Un cuento breve de Jorge Luis Borges "Los dos reyes y los dos laberintos" me acercó a la idea que en ésta vida damos vueltas en un círculo inventado para marearnos. Para hacernos creer que debemos vender nuestras vidas. Cambiar nuestros preciosos (y únicos) días por simples papeles que llamamos dinero. Necesarios, pero no imprescindibles. Y allí vamos perdiéndonos a cada paso. Alejándonos de la simple verdad: no elegimos, solo somos parte del macabro juego.
Siendo yo un niño, mi abuelo
me narró una aventura.
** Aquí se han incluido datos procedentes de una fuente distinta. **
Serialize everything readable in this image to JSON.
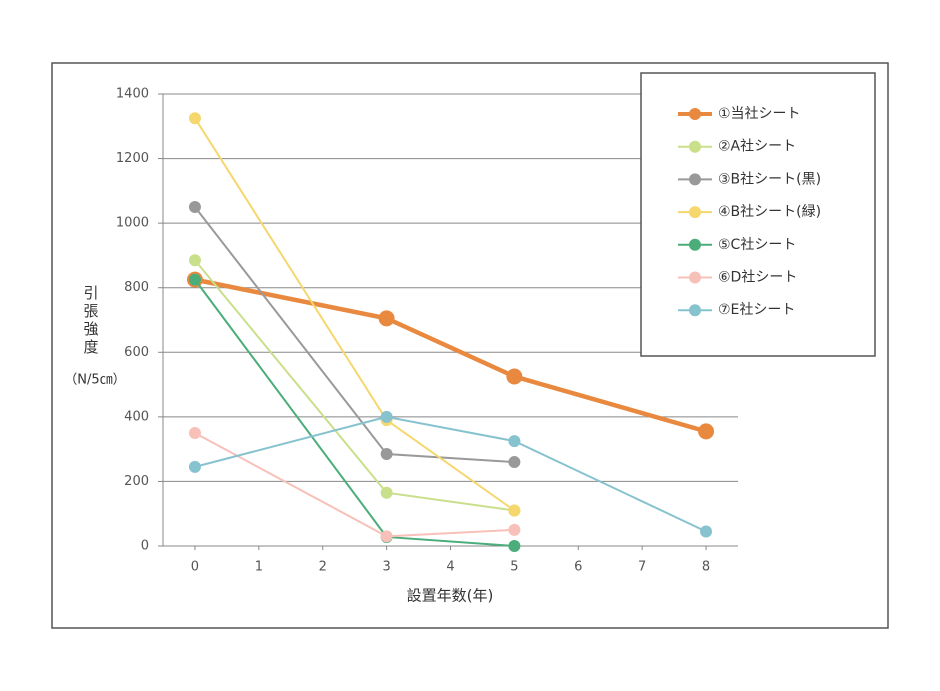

Él viajaba, como primer oficial en un barco carguero, en
los lejanos mares índicos. No recuerdo por qué razón la nave hizo escala en una
remota isla. Desembarcaron en una precaria chalupa (el lugar carecía de
desembarcadero)
Dos días permaneció allí,
junto al capitán. Posiblemente compraban perlas a los nativos (recuerdo haber
visto algunas en su casa)
Un viejo isleño, arrugado
por miles de soles y con una voz casi gutural, en un retorcido inglés balbuceó
lo que sigue, mi abuelo tal vez por inspirarle compasión, se sentó en un tronco
a su lado. “Yo era muy pequeño cuando toda la tribu fue a la playa. Unos
grandes barcos, que nunca habíamos visto, altos como árboles, estaban frente a
nuestra isla. De ellos bajaron en cortos botes, extraños hombres con ropas que
brillaban. Pasaron varias lunas. Mi padre nos contaba que debíamos dejar a
nuestros dioses. Al sol, que nos había protegido hasta entonces, al mar que nos
alimentaba, a la foresta que nos proveía de hierbas curativas y animales. Yo no
entendía. Entonces él puso sobre nuestra mesa una cosa rectangular, que luego
supe era un libro, con una extraña cruz.
Así adoramos a un único
Dios. Años después ellos nos hicieron cortar la selva y trabajar la tierra. Nos
dijeron que éramos libres y que ahora cobraríamos con trozos de metal por lo
que hacíamos. Recuerdo a mi madre preguntar ¿para qué sirven esos metales?
Ya siendo un muchacho la
foresta casi había desaparecido y también los animales. Los blancos trajeron
tiendas y luego llegaron más y más gentes. Nuestras chozas, a la orilla de la
playa, desaparecieron. Se hizo difícil caminar por las innumerables callecitas
que dando vueltas y vueltas conducían al centro de la isla. El arrecife murió,
arrasado por los deshechos tirados al mar. Algunos de los isleños reían a y
adoraban a los blancos, ahora disfrutaban de la energía eléctrica. Y llegaron
grandes mejoras, aparatos eléctricos que nunca habíamos visto.